Segunda, a vida de Milei será incansavelmente escavocada.
O
que já veio à tona agora é derrubar até os queixos mais experientes na
surreal política latino-americana. Milei se diz especialista em sexo
tântrico (embora seja difícil encontrar quem já tenha feito esse tipo de
interlocução com ele), afirma que assistiu duas vezes a Ressurreição de
Cristo e recebeu de Deus a missão de ser presidente da Argentina. Ah,
sim, também fala através de uma médium com Conan, o buldogue inglês que
mandou clonar, produzindo seus quatro “netinhos”, todos com nomes de
economistas libertários: Murrey (Rothbard), Milton (Friedman), Robert e
Lucas (Robert Lucas).
Foi
de um livro de Murrey Rothbard, estrela do anarcocapitalismo abraçado
por Milei, que o economista argentino tirou a ideia favorável à venda de
órgãos, por motivos óbvios uma das posições que constroem a imagem que
lhe valeu o apelido de “El Loco” desde o tempo da escola.
“Suas
propostas poderiam gerar uma tragédia social de uma dimensão nunca
vista. Essa perspectiva inquietante se sintetiza numa só palavra:
dolarização”, alertou Eduardo Tanembaum no Infobae, resumindo o medo que
Milei provoca entre todos os chamados atores racionais.
Acontece
que o eleitorado está mais para irracional, ou num estado de permanente
bronca, esta palavra tão típica da Argentina. O “voto bronca”, como
dizem, pode ter sido influenciado pelo pavoroso latrocínio de Morena
Domínguez, morta a poucos metros da escola por dois ladrões de
motocicleta.
Ao
contrário do que todos, de todas as tendências políticas, dizem, Milei
insiste que a dolarização seria a parte mais fácil de todas de seu
programa de governo.
Apesar
da imagem cuidadosamente construída de tipo bizarro (envolvendo até uma
maquiadora 24 horas), Milei é economista e argumenta com eloquência
sobre planos como acabar com o Banco Central
(“Tirar a maquininha dos políticos”) e substituir os “ministérios
sociais”, como educação e saúde, por um grande plano de desenvolvimento
que devolveria a Argentina para o banco dos ricos, como era no começo do
século XX.
Dá
até vontade de acreditar, até que entrem no meio sexo tântrico,
cachorros clonados, visões mediúnicas e a realidade objetiva de que ele
não teria maioria no legislativo para fazer nada do descreve.

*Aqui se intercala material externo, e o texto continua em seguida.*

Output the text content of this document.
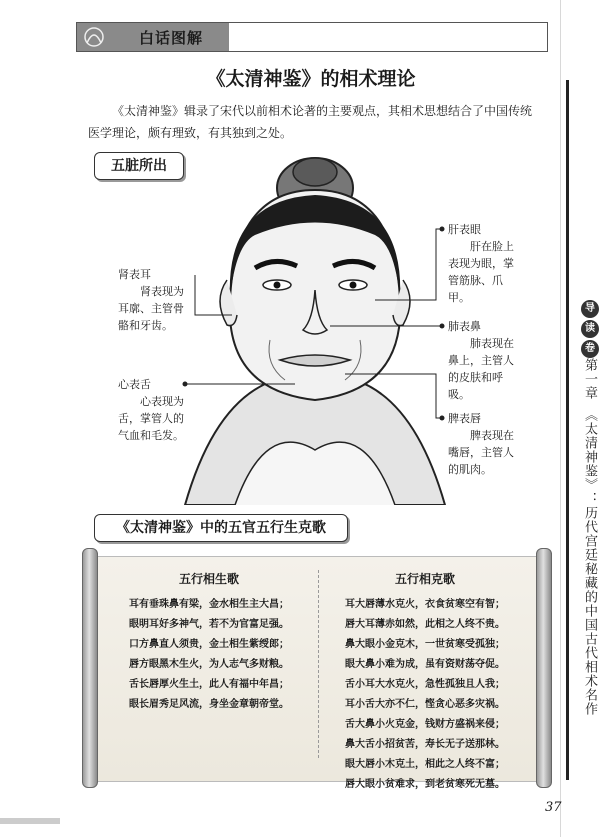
白话图解
《太清神鉴》的相术理论
《太清神鉴》辑录了宋代以前相术论著的主要观点，其相术思想结合了中国传统医学理论，颇有理致，有其独到之处。
五脏所出
肾表耳
肾表现为耳廓、主管骨骼和牙齿。
心表舌
心表现为舌，掌管人的气血和毛发。
肝表眼
肝在脸上表现为眼，掌管筋脉、爪甲。
肺表鼻
肺表现在鼻上，主管人的皮肤和呼吸。
脾表唇
脾表现在嘴唇，主管人的肌肉。
《太清神鉴》中的五官五行生克歌
五行相生歌
耳有垂珠鼻有梁，金水相生主大昌；
眼明耳好多神气，若不为官富足强。
口方鼻直人须贵，金土相生紫绶郎；
唇方眼黑木生火，为人志气多财粮。
舌长唇厚火生土，此人有福中年昌；
眼长眉秀足风流，身坐金章朝帝堂。
五行相克歌
耳大唇薄水克火，衣食贫寒空有智；
唇大耳薄赤如然，此相之人终不贵。
鼻大眼小金克木，一世贫寒受孤独；
眼大鼻小难为成，虽有资财荡夺促。
舌小耳大水克火，急性孤独且人我；
耳小舌大亦不仁，悭贪心恶多灾祸。
舌大鼻小火克金，钱财方盛祸来侵；
鼻大舌小招贫苦，寿长无子送那林。
眼大唇小木克土，相此之人终不富；
唇大眼小贫难求，到老贫寒死无墓。
导
读
卷
第一章
《太清神鉴》：历代宫廷秘藏的中国古代相术名作
37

Milei vive sendo comparado com Jair Bolsonaro
e Donald Trump, mas, do ponto de vista brasileiro, seria mais uma
mistura de Jânio Quadros com Fernando Collor, unindo o estilo
histriônico e o discurso articulado.
Poderia Javier Milei ir para o segundo turno? Poderia ser eleito presidente?
São
especulações de arrepiar os cabelos — uma comparação retórica que, no
caso dele, que fez da cabeleira arrepiada uma marca registrada, ganha
uma dimensão extra.
Pela
lógica, a pessoa que irá presidir a Argentina é Patricia Bulllrich: a
oposição ficou mais forte depois do fiasco peronista na gestão do país e
somando todos os que não votaram no peronismo, temos 58%.
Mas
num país que tem o histórico da Argentina e no qual Javier Milei saiu
consagrado das primárias, é bom ter cautela. Muita cautela.
“Pensar
que os políticos vão cuidar de você é como colocar seus filhos nas mãos
de um pedófilo”, diz ele, numa de suas frases-bomba.
Pensar que dá para fazer prognósticos sobre a política argentina é como ser assessorado do além por Conan, o buldogue.